- - Sunday, April 8, 2012

Matt Damon is hunting for some “great character faces” for a feature film he is making with director Gus Van Sant said to be critical about fracking for natural gas.

In a notice seen Friday on the website of the Pittsburgh Film Office in Philadelphia, the casting team of “Promised Land” announced an open audition for paid extras on Saturday at a local convention center.

“We are especially searching for great character faces, farmer looks, senior citizens, baseball players, upscale men and women with formal wear, teens and kids,” it said.

“Promised Land” stars Mr. Damon - who Mr. Van Sant directed in “Good Will Hunting” - in a story he co-wrote about a businessman who “experiences life-changing events after arriving in a small town,” the IMDb.com website said.

Filming gets under way April 23, according to a Facebook page set up by the casting team in Pennsylvania, where fracking for gas is under way.

Earlier this week, in the home stretch of their fundraising campaign on Kickstarter, the makers of pro-fracking film “Frack Nation” stated that “Promised Land” would be “an anti-fracking Hollywood blockbuster.”

Spokesmen for Mr. Damon and his project could not be reached for comment.

Fracking, or hydraulic fracturing, is a controversial process by which high-pressure injections of water, sand and chemicals are used to blast through rock to release oil and gas trapped inside.

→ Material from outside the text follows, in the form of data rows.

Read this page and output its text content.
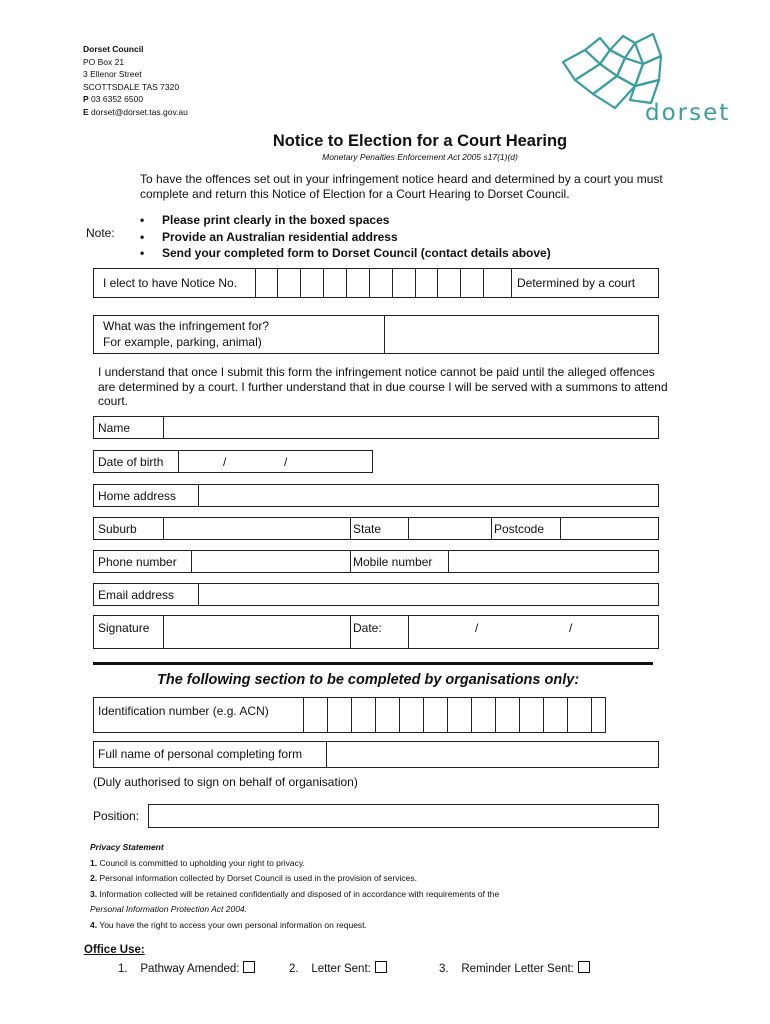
Dorset Council
PO Box 21
3 Ellenor Street
SCOTTSDALE TAS 7320
P 03 6352 6500
E dorset@dorset.tas.gov.au	dorset
Notice to Election for a Court Hearing
Monetary Penalties Enforcement Act 2005 s17(1)(d)
To have the offences set out in your infringement notice heard and determined by a court you must complete and return this Notice of Election for a Court Hearing to Dorset Council.
Note:
• Please print clearly in the boxed spaces
• Provide an Australian residential address
• Send your completed form to Dorset Council (contact details above)
I elect to have Notice No.	Determined by a court
What was the infringement for?
For example, parking, animal)
I understand that once I submit this form the infringement notice cannot be paid until the alleged offences are determined by a court. I further understand that in due course I will be served with a summons to attend court.
Name
Date of birth	/	/
Home address
Suburb	State	Postcode
Phone number	Mobile number
Email address
Signature	Date:	/	/
The following section to be completed by organisations only:
Identification number (e.g. ACN)
Full name of personal completing form
(Duly authorised to sign on behalf of organisation)
Position:
Privacy Statement
1. Council is committed to upholding your right to privacy.
2. Personal information collected by Dorset Council is used in the provision of services.
3. Information collected will be retained confidentially and disposed of in accordance with requirements of the
Personal Information Protection Act 2004.
4. You have the right to access your own personal information on request.
Office Use:
1. Pathway Amended:	2. Letter Sent:	3. Reminder Letter Sent:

Pennsylvania filmmaker Josh Fox raised concerns about fracking’s disputed impact on the environment, particularly underground sources of water, in his Oscar-nominated 2010 documentary “Gasland.”

Potential jurors in Hudson case asked about singer

Jennifer Hudson takes center stage in a questionnaire that potential jurors are being asked to fill out to determine if they will be allowed to decide whether or not a man is guilty in the slayings of the singer’s mother, brother and nephew.

Nine of the 66 questions released to the Associated Press and other media outlets Friday dealt with Miss Hudson’s career in movies, television and as an author.

Prospective jurors were asked if they have ever watched “American Idol,” the television show that brought Miss Hudson to fame, or if they saw “Dreamgirls,” the motion picture for which she won an Academy Award. They also were asked if they’d ever seen her perform or read her book, “I Got This: How I Changed My Ways and Lost What Weighed Me Down.”

Legal experts say the reason is simple: Attorneys need to get a sense of whether Miss Hudson’s fame could sway those who will ultimately be selected to sit on the jury.

All those television and movie appearances could create a familiarity that poses a danger to criminal defendants.